Sunday, 28 August 2016

Theatre space

As I awoke this morning I tuned in as usual to BBC R4 and heard the introduction to the Sunday Service which today was from Greyfriars Kirk in Edinburgh. I've just come home from a few days up there at the Festival and it grows larger and larger every year. So I was frankly surprised that there were any church buildings left which, for the month of August anyway, were still being used for their original purpose and not turned over to yet another Fringe venue. One of the best performances I saw at the Festival this past week was Alan Cummings in his cabaret show at The Hub which itself is a former church building and which becomes the Edinburgh International Festival Box Office and prime venue, just under the Castle on the Royal Mile. I remember seeing Alan Cummings nearly 10 years ago at the Festival, in 'The Bacchae' albeit at the 'proper' King's Theatre and it remains one of the most powerful performances I have ever seen.

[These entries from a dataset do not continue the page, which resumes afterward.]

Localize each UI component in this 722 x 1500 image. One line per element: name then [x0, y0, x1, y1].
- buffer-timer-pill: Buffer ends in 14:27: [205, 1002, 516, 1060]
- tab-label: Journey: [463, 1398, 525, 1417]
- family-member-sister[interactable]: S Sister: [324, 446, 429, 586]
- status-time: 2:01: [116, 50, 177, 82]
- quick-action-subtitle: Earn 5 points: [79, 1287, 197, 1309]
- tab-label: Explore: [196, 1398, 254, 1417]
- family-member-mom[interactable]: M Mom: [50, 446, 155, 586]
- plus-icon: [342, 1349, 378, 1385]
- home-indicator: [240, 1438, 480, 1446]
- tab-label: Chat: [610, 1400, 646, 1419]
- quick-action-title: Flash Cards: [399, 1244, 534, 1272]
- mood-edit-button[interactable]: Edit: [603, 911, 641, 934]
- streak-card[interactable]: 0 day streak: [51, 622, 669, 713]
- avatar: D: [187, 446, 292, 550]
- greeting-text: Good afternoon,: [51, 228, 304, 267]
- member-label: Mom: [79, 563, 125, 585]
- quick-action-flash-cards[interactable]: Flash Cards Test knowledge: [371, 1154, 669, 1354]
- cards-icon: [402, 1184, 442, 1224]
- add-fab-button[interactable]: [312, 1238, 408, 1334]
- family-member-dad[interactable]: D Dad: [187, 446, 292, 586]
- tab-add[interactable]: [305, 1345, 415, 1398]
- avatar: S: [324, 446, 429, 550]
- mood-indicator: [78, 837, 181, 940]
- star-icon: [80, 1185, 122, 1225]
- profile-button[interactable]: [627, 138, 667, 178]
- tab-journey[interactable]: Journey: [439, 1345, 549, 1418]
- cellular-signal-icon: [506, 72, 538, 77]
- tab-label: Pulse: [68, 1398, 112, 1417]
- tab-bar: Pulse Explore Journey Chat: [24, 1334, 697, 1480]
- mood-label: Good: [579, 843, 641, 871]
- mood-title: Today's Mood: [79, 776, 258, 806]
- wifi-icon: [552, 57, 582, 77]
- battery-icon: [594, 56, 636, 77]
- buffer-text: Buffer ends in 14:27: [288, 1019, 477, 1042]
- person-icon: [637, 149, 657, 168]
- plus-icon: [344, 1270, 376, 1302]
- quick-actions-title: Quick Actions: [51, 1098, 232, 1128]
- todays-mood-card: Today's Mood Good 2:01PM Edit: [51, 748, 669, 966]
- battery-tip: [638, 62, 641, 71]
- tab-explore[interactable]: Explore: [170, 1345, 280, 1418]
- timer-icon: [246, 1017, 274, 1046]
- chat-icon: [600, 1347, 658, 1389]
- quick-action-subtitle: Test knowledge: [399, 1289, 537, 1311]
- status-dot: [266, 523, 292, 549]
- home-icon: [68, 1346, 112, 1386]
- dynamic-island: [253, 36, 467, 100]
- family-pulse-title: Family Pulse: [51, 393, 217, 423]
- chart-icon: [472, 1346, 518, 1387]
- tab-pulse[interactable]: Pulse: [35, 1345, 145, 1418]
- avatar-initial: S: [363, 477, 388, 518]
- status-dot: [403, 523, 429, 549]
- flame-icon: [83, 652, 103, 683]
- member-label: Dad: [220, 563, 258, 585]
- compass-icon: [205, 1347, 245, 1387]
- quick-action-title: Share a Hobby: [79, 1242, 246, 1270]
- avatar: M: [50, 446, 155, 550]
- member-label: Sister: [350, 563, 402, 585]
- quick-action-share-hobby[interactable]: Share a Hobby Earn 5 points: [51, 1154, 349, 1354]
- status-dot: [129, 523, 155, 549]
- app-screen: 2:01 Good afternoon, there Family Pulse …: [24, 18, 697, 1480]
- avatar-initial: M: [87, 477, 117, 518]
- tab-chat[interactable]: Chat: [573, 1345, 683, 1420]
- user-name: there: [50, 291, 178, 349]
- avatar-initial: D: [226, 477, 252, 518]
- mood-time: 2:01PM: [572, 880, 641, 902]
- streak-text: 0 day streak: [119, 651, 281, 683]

Also this week I saw a couple of shows at one of Edinburgh's newest venues which isn't a church building for a change but rather another type of theatre - a 'demonstration' theatre. This intimate, steeply tiered and seated, cold and bleak space was formerly the 'operating theatre' at what was the Veterinary School at Summerhall in Edinburgh. It makes for a rather chilling performance space and perfectly suited to shows with little or no props or staging including the brilliant staged reading of  Judith Kampfner's  'Henry Darger Is'. And on that note of brilliant 'stripped down' performances, last night back here in London, I saw the American Fiasco Theatre Company (or Theater Company, as they would say) production of  Sondheim's 'Into the Woods' which was equally simple in staging and props but also wonderfully evocative - less distraction and so more concentration on the actors and the text which I love.